Solution deployment and integration tools
This is where the requirements for a data scientist may become a little blurry. On one hand, if your organization has embraced a data science platform which is capable of tackling and perhaps abstracting away the deployment tasks needed for end-to-end delivery. Then great. As a data scientist, you may be completely satisfied with understanding how to deploy your solutions via that platform for consumption. If on the other hand, your organization does not have a dedicated platform, tends to develop its own custom solutions, or if you are working on a highly customized and specific problem, then there may be a requirement for data scientists to employ specific software development tools for development and deployment of solutions via a continuous process. These tools promote and enforce a clear strategy around regular code contributions, integrations to a main line, automated builds and unit testing, as well as automated deployment. And whilst a data scientist may not be exposed or contribute to every part of this process, it will definitely pay to understand the concepts and workflow for if you do find yourself working on such a development effort. For a great overview, we recommend you take a read of the training and debugging and testing and deployment sections of the fantastic Full Stack Deep Learning course.

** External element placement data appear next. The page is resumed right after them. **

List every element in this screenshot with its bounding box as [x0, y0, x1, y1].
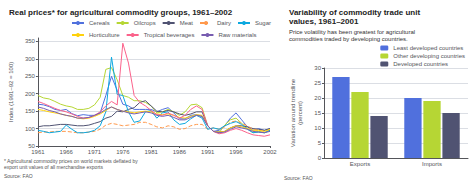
svg-text:1976: 1976	[116, 149, 130, 155]
svg-text:1971: 1971	[88, 149, 102, 155]
svg-text:Cereals: Cereals	[89, 20, 110, 26]
svg-text:Raw materials: Raw materials	[218, 32, 256, 38]
svg-text:200: 200	[25, 91, 36, 97]
svg-text:20: 20	[314, 95, 321, 101]
svg-text:1961: 1961	[31, 149, 45, 155]
svg-text:0: 0	[318, 155, 322, 161]
svg-text:Dairy: Dairy	[217, 20, 231, 26]
svg-text:Price volatility has been grea: Price volatility has been greatest for a…	[289, 29, 415, 35]
svg-text:100: 100	[25, 126, 36, 132]
svg-text:1991: 1991	[201, 149, 215, 155]
svg-text:25: 25	[314, 80, 321, 86]
svg-text:Variation around trendline: Variation around trendline	[290, 78, 296, 147]
svg-text:Sugar: Sugar	[255, 20, 271, 26]
svg-text:15: 15	[314, 110, 321, 116]
svg-text:export unit values of all merc: export unit values of all merchandise ex…	[4, 164, 103, 170]
svg-text:Real prices* for agricultural: Real prices* for agricultural commodity …	[9, 8, 233, 17]
svg-text:Horticulture: Horticulture	[89, 32, 120, 38]
svg-text:Developed countries: Developed countries	[393, 61, 448, 67]
svg-text:1981: 1981	[144, 149, 158, 155]
svg-text:(percent): (percent)	[297, 101, 303, 125]
svg-text:300: 300	[25, 56, 36, 62]
svg-text:Other developing countries: Other developing countries	[393, 53, 465, 59]
svg-text:Oilcrops: Oilcrops	[134, 20, 156, 26]
svg-text:Exports: Exports	[350, 161, 370, 167]
svg-text:1966: 1966	[60, 149, 74, 155]
svg-text:250: 250	[25, 73, 36, 79]
svg-text:10: 10	[314, 125, 321, 131]
svg-text:Least developed countries: Least developed countries	[393, 45, 463, 51]
svg-text:* Agricultural commodity price: * Agricultural commodity prices on world…	[4, 158, 138, 164]
svg-text:Tropical beverages: Tropical beverages	[144, 32, 195, 38]
svg-text:Variability of commodity trade: Variability of commodity trade unit	[289, 8, 420, 17]
svg-text:50: 50	[28, 143, 35, 149]
svg-text:30: 30	[314, 65, 321, 71]
svg-text:5: 5	[318, 140, 322, 146]
svg-text:commodities traded by developi: commodities traded by developing countri…	[289, 36, 408, 42]
svg-text:1986: 1986	[173, 149, 187, 155]
svg-text:2002: 2002	[263, 149, 277, 155]
svg-text:150: 150	[25, 108, 36, 114]
svg-text:Source: FAO: Source: FAO	[284, 175, 313, 181]
svg-text:Meat: Meat	[180, 20, 194, 26]
svg-text:values, 1961–2001: values, 1961–2001	[289, 17, 359, 26]
svg-text:Imports: Imports	[422, 161, 442, 167]
svg-text:1996: 1996	[229, 149, 243, 155]
svg-text:Index (1991–92 = 100): Index (1991–92 = 100)	[8, 62, 14, 123]
svg-text:350: 350	[25, 38, 36, 44]
svg-text:Source: FAO: Source: FAO	[4, 173, 33, 179]
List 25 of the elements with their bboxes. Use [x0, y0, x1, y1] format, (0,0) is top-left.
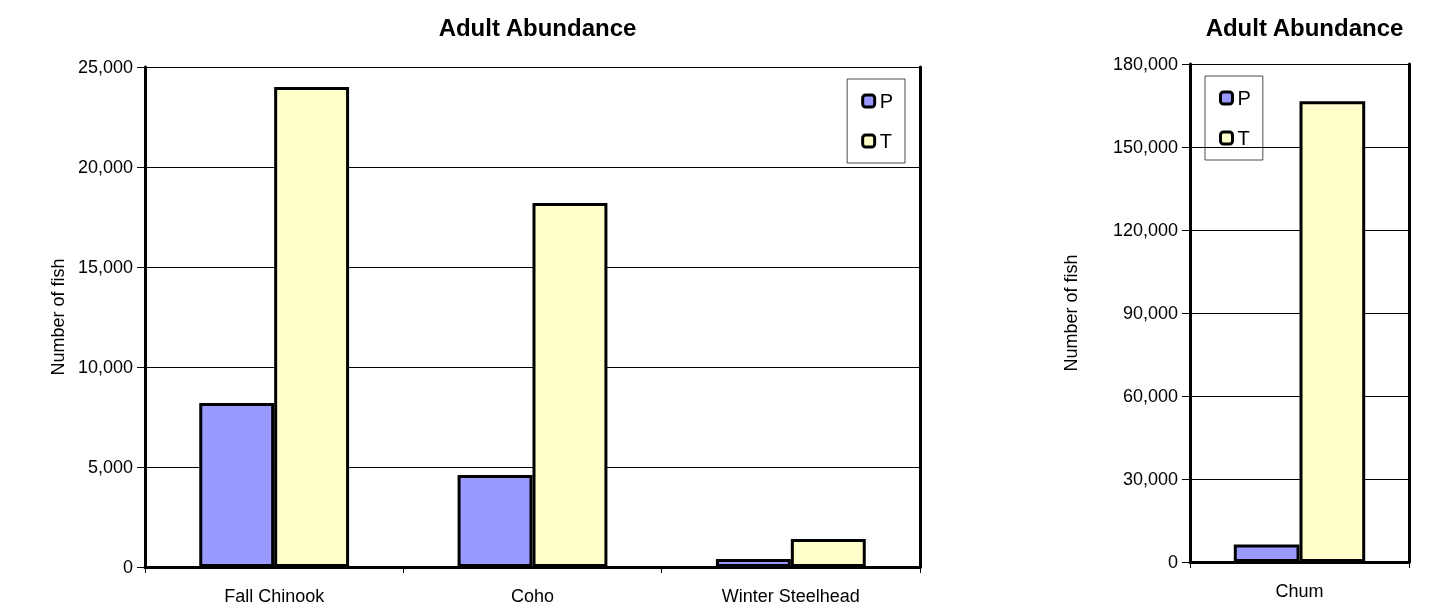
legend-label: T: [879, 130, 892, 152]
y-tick-label: 180,000: [1112, 54, 1178, 74]
y-tick-label: 0: [1167, 552, 1178, 572]
y-tick-label: 15,000: [77, 257, 133, 277]
y-axis-title: Number of fish: [1061, 254, 1081, 372]
legend-label: P: [1237, 87, 1251, 109]
chart-title: Adult Abundance: [1205, 13, 1404, 41]
legend-label: P: [879, 90, 893, 112]
y-tick-label: 30,000: [1122, 469, 1178, 489]
x-tick-label: Coho: [510, 586, 555, 606]
y-tick-label: 5,000: [87, 457, 133, 477]
y-tick-label: 0: [122, 557, 133, 577]
legend-label: T: [1237, 127, 1250, 149]
y-axis-title: Number of fish: [48, 258, 68, 376]
y-tick-label: 90,000: [1122, 303, 1178, 323]
y-tick-label: 150,000: [1112, 137, 1178, 157]
y-tick-label: 10,000: [77, 357, 133, 377]
x-tick-label: Fall Chinook: [224, 586, 326, 606]
y-tick-label: 20,000: [77, 157, 133, 177]
y-tick-label: 120,000: [1112, 220, 1178, 240]
chart-title: Adult Abundance: [438, 13, 637, 41]
x-tick-label: Winter Steelhead: [721, 586, 860, 606]
y-tick-label: 60,000: [1122, 386, 1178, 406]
y-tick-label: 25,000: [77, 57, 133, 77]
x-tick-label: Chum: [1275, 581, 1324, 601]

Recommendation: Whilst you may not need to build your own CI/CD pipelines, go familiarize yourself with the concepts of a proper development pipeline.
Solution monitoring
Solution monitoring is somewhat related to solution deployment. But in this case, the focus is squarely back on the data scientist, at least in terms of defining the monitoring requirements and strategy. A data engineer or DevOps expert isn't going to be able to define criteria for data or concept drift, nor will they be able to define a event for model re-training. And don't think for a second that you are going to get away with manually inspecting those model residuals whenever you get some spare time. Not when your model is tied to a critical business process, and especially not if your model has been scaled out so that you actually have hundreds if not thousands of model instances running at any given time. So, similar to the above, if your organization already makes use of a specific data science platform which offers features for monitoring and correcting model health, then simply familiarize yourself with those. Otherwise, we would recommend data scientists start experimenting with using MLflow's model tracking features, even if that's as part of the model development process. MLflow will get you thinking about logging and monitoring the right way, and much earlier on in the process.

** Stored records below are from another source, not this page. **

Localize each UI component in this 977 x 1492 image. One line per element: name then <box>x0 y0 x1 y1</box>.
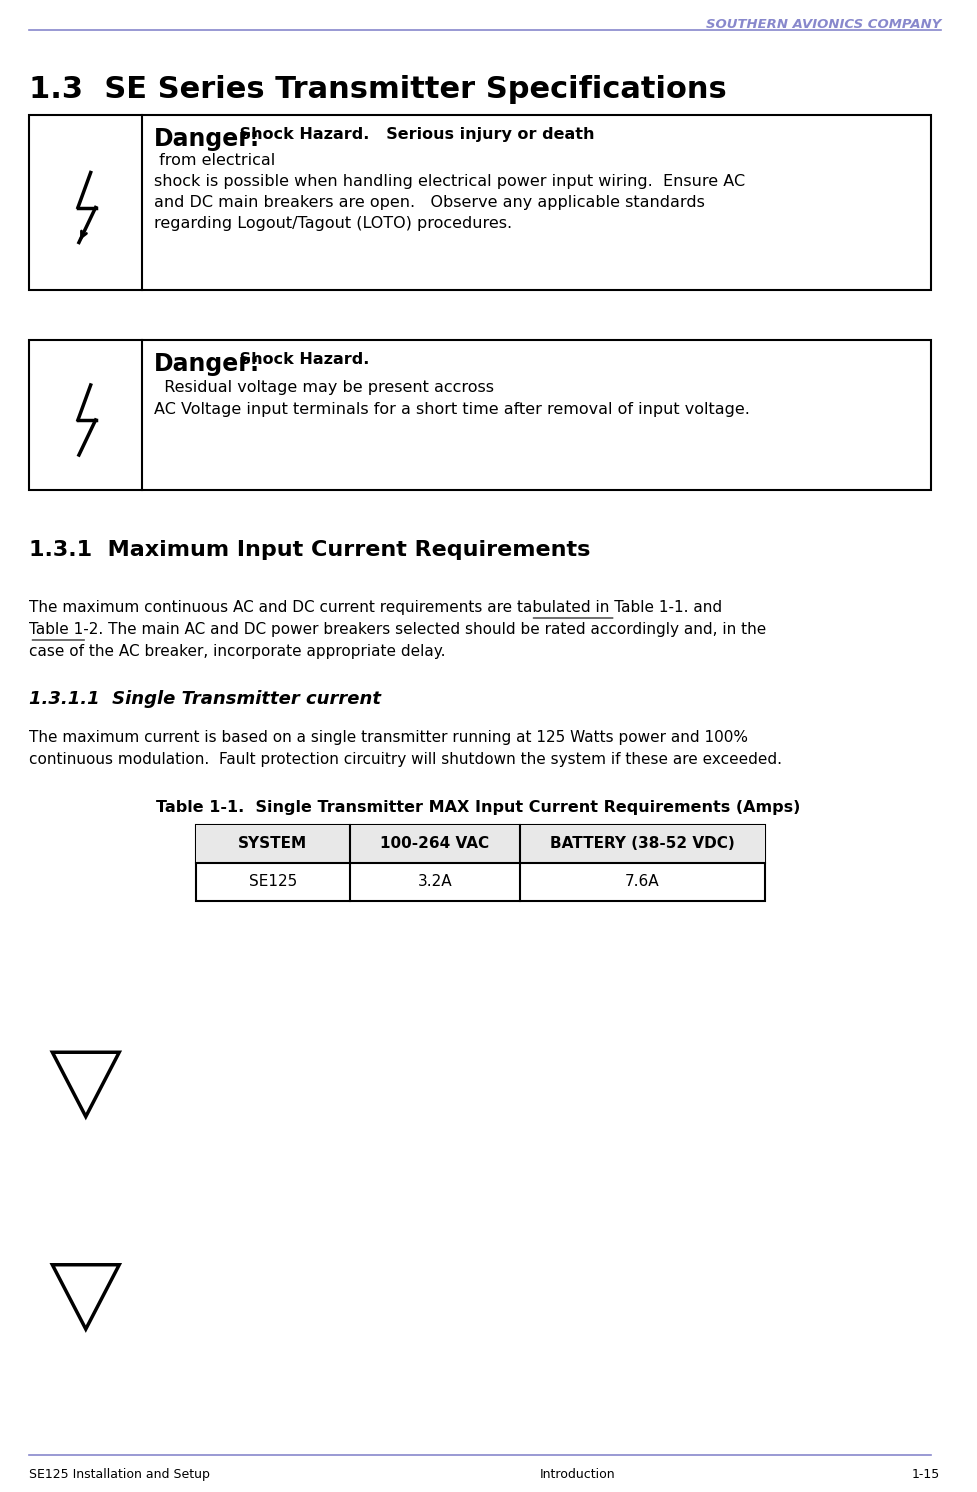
Text: Danger:: Danger: <box>154 352 260 376</box>
Text: 100-264 VAC: 100-264 VAC <box>380 837 489 852</box>
Text: Table 1-1.  Single Transmitter MAX Input Current Requirements (Amps): Table 1-1. Single Transmitter MAX Input … <box>156 800 801 815</box>
Text: SYSTEM: SYSTEM <box>238 837 308 852</box>
Text: SOUTHERN AVIONICS COMPANY: SOUTHERN AVIONICS COMPANY <box>705 18 941 31</box>
Text: BATTERY (38-52 VDC): BATTERY (38-52 VDC) <box>550 837 735 852</box>
Text: 1.3.1.1  Single Transmitter current: 1.3.1.1 Single Transmitter current <box>29 689 381 709</box>
Text: 1.3  SE Series Transmitter Specifications: 1.3 SE Series Transmitter Specifications <box>29 75 727 104</box>
Text: Residual voltage may be present accross
AC Voltage input terminals for a short t: Residual voltage may be present accross … <box>154 380 749 416</box>
Bar <box>29 340 931 489</box>
Text: 1.3.1  Maximum Input Current Requirements: 1.3.1 Maximum Input Current Requirements <box>29 540 591 560</box>
Text: SE125: SE125 <box>249 874 297 889</box>
Text: The maximum current is based on a single transmitter running at 125 Watts power : The maximum current is based on a single… <box>29 730 748 745</box>
Text: 1-15: 1-15 <box>912 1468 940 1482</box>
Text: from electrical
shock is possible when handling electrical power input wiring.  : from electrical shock is possible when h… <box>154 154 745 231</box>
Text: Introduction: Introduction <box>539 1468 615 1482</box>
Text: Shock Hazard.: Shock Hazard. <box>234 352 369 367</box>
Text: Table 1-2. The main AC and DC power breakers selected should be rated accordingl: Table 1-2. The main AC and DC power brea… <box>29 622 767 637</box>
Text: 3.2A: 3.2A <box>417 874 452 889</box>
Text: case of the AC breaker, incorporate appropriate delay.: case of the AC breaker, incorporate appr… <box>29 645 446 659</box>
Text: continuous modulation.  Fault protection circuitry will shutdown the system if t: continuous modulation. Fault protection … <box>29 752 783 767</box>
Bar <box>29 115 931 289</box>
Text: SE125 Installation and Setup: SE125 Installation and Setup <box>29 1468 210 1482</box>
Text: Danger:: Danger: <box>154 127 260 151</box>
Text: Shock Hazard.   Serious injury or death: Shock Hazard. Serious injury or death <box>234 127 595 142</box>
Text: 7.6A: 7.6A <box>625 874 659 889</box>
Bar <box>196 825 765 862</box>
Bar <box>196 825 765 901</box>
Text: The maximum continuous AC and DC current requirements are tabulated in Table 1-1: The maximum continuous AC and DC current… <box>29 600 723 615</box>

Recommendation: Try wrapping MLflow over your current project and setting up a model monitoring strategy, even if it's not intended for deployment.
What else?
We haven't even touched the surface to be honest. So, if you still find a gap in your organizations ability to deploy data science solutions, or just have a strong desire to continue to build on your productionization expertise, then it may be time to sink your teeth into how to build an API for your solution using Flask and Django. Knowing how to bring your solution to life using those frameworks will open some serious doors. Perhaps even to the point where you can create your own custom applications to interface with your solutions.